The first Vietnamese patient who presented late onset of pantothenate kinase-associated neurodegeneration diagnosed by whole exome sequencing: A case report

Abstract

Rationale: Pantothenate kinase-associated neurodegeneration (PKAN), also called Hallervorden-Spatz syndrome, is a rare autosomal recessive disease associated with brain iron accumulation and characterized by progressive dystonia, dementia, and dysarthria symptoms. PKAN, caused by a defective pantothenate kinase 2 (PANK2) gene, is the most common neurodegeneration with a brain iron accumulation (NBIA) group. The “eye of the tiger” sign in the magnetic resonance imaging demonstrated a bilateral hyperintense signal in the basal ganglia region on T2-weighted images, which is a characteristic feature of the diagnosis. PKAN is classified into 2 main types. The early-onset type (classic type) with rapid progression is characterized by symptoms of gait impairment and dystonia leading to loss of ambulation in early childhood. In the later-onset type (atypical type), slow progression usually takes place in the second decade of life with symptoms of neurodegeneration, dystonia, dysarthria, rigidity, choreoathetosis, and motor impairment. Until now, PKAN patients have only been reported in a few countries in Asia such as China, Korea, India, Iran, Taiwan, and Thailand. Patient concerns: Here we report the first case of PKAN in Vietnam. The patient had a late onset but the disease progresses rapidly with symptoms of dyskinesia, dysphagia, and difficulty speaking.
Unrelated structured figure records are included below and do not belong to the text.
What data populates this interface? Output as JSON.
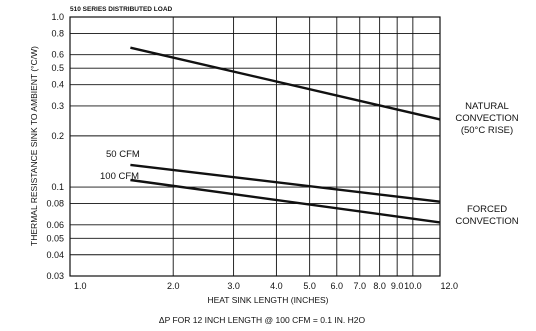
{
  "chart_data": {
    "type": "line",
    "title": "510 SERIES DISTRIBUTED LOAD",
    "xlabel": "HEAT SINK LENGTH (INCHES)",
    "ylabel": "THERMAL RESISTANCE SINK TO AMBIENT (°C/W)",
    "footnote": "ΔP FOR 12 INCH LENGTH @ 100 CFM = 0.1 IN. H2O",
    "x_scale": "log",
    "y_scale": "log",
    "xlim": [
      1.0,
      12.0
    ],
    "ylim": [
      0.03,
      1.0
    ],
    "x_ticks": [
      1,
      2,
      3,
      4,
      5,
      6,
      7,
      8,
      9,
      10,
      12
    ],
    "x_tick_labels": [
      "1.0",
      "2.0",
      "3.0",
      "4.0",
      "5.0",
      "6.0",
      "7.0",
      "8.0",
      "9.0",
      "10.0",
      "12.0"
    ],
    "y_ticks": [
      1.0,
      0.8,
      0.6,
      0.5,
      0.4,
      0.3,
      0.2,
      0.1,
      0.08,
      0.06,
      0.05,
      0.04,
      0.03
    ],
    "y_tick_labels": [
      "1.0",
      "0.8",
      "0.6",
      "0.5",
      "0.4",
      "0.3",
      "0.2",
      "0.1",
      "0.08",
      "0.06",
      "0.05",
      "0.04",
      "0.03"
    ],
    "grid": true,
    "series": [
      {
        "name": "",
        "x": [
          1.5,
          12.0
        ],
        "y": [
          0.66,
          0.25
        ]
      },
      {
        "name": "50 CFM",
        "x": [
          1.5,
          12.0
        ],
        "y": [
          0.135,
          0.082
        ]
      },
      {
        "name": "100 CFM",
        "x": [
          1.5,
          12.0
        ],
        "y": [
          0.11,
          0.062
        ]
      }
    ],
    "annotations": {
      "natural": [
        "NATURAL",
        "CONVECTION",
        "(50°C RISE)"
      ],
      "forced": [
        "FORCED",
        "CONVECTION"
      ]
    }
  }
}
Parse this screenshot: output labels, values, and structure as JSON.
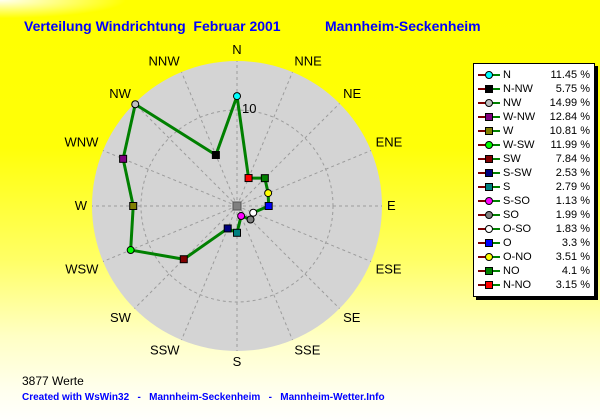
{
  "header": {
    "title": "Verteilung Windrichtung  Februar 2001",
    "station": "Mannheim-Seckenheim"
  },
  "footer": {
    "sample_count": "3877 Werte",
    "credit": "Created with WsWin32   -   Mannheim-Seckenheim   -   Mannheim-Wetter.Info"
  },
  "colors": {
    "title_text": "#0000ff",
    "background_top": "#ffff00",
    "plot_disc": "#d4d4d4",
    "grid": "#9c9c9c",
    "line": "#008000",
    "legend_key_left": "#800000",
    "legend_bg": "#ffffff",
    "center_marker": "#808080"
  },
  "chart_data": {
    "type": "radar",
    "title": "Verteilung Windrichtung Februar 2001",
    "units": "%",
    "ring_value": 10,
    "ring_label": "10",
    "rmax": 15.1,
    "grid": "dashed",
    "legend_position": "right",
    "axis_labels": [
      "N",
      "NNE",
      "NE",
      "ENE",
      "E",
      "ESE",
      "SE",
      "SSE",
      "S",
      "SSW",
      "SW",
      "WSW",
      "W",
      "WNW",
      "NW",
      "NNW"
    ],
    "series": [
      {
        "name": "N",
        "azimuth": 0,
        "value": 11.45,
        "display": "11.45 %",
        "color": "#00ffff",
        "shape": "circle"
      },
      {
        "name": "N-NW",
        "azimuth": 337.5,
        "value": 5.75,
        "display": "5.75 %",
        "color": "#000000",
        "shape": "square"
      },
      {
        "name": "NW",
        "azimuth": 315,
        "value": 14.99,
        "display": "14.99 %",
        "color": "#c0c0c0",
        "shape": "circle"
      },
      {
        "name": "W-NW",
        "azimuth": 292.5,
        "value": 12.84,
        "display": "12.84 %",
        "color": "#800080",
        "shape": "square"
      },
      {
        "name": "W",
        "azimuth": 270,
        "value": 10.81,
        "display": "10.81 %",
        "color": "#808000",
        "shape": "square"
      },
      {
        "name": "W-SW",
        "azimuth": 247.5,
        "value": 11.99,
        "display": "11.99 %",
        "color": "#00ff00",
        "shape": "circle"
      },
      {
        "name": "SW",
        "azimuth": 225,
        "value": 7.84,
        "display": "7.84 %",
        "color": "#800000",
        "shape": "square"
      },
      {
        "name": "S-SW",
        "azimuth": 202.5,
        "value": 2.53,
        "display": "2.53 %",
        "color": "#000080",
        "shape": "square"
      },
      {
        "name": "S",
        "azimuth": 180,
        "value": 2.79,
        "display": "2.79 %",
        "color": "#008080",
        "shape": "square"
      },
      {
        "name": "S-SO",
        "azimuth": 157.5,
        "value": 1.13,
        "display": "1.13 %",
        "color": "#ff00ff",
        "shape": "circle"
      },
      {
        "name": "SO",
        "azimuth": 135,
        "value": 1.99,
        "display": "1.99 %",
        "color": "#808080",
        "shape": "circle"
      },
      {
        "name": "O-SO",
        "azimuth": 112.5,
        "value": 1.83,
        "display": "1.83 %",
        "color": "#ffffff",
        "shape": "circle"
      },
      {
        "name": "O",
        "azimuth": 90,
        "value": 3.3,
        "display": "3.3 %",
        "color": "#0000ff",
        "shape": "square"
      },
      {
        "name": "O-NO",
        "azimuth": 67.5,
        "value": 3.51,
        "display": "3.51 %",
        "color": "#ffff00",
        "shape": "circle"
      },
      {
        "name": "NO",
        "azimuth": 45,
        "value": 4.1,
        "display": "4.1 %",
        "color": "#008000",
        "shape": "square"
      },
      {
        "name": "N-NO",
        "azimuth": 22.5,
        "value": 3.15,
        "display": "3.15 %",
        "color": "#ff0000",
        "shape": "square"
      }
    ]
  }
}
Diagnoses: Pantothenate kinase-associated neurodegeneration. Interventions: Whole exome sequencing was performed to identify heterozygous mutations in the PANK2 gene (NM_153638.4) (c.856C>T, p.Arg286Cys and c.1351C>T, p.Arg451Ter) that has been confirmed as the cause of the disease. Outcomes: In this study, the first Vietnamese patient with late-onset PKAN was diagnosed by the whole exome sequencing method. Lessons: The patient’s case marks an important milestone for the first case in Vietnam. The results of the study will provide a scientific basis for clinicians in the diagnosis and genetic counseling of patients.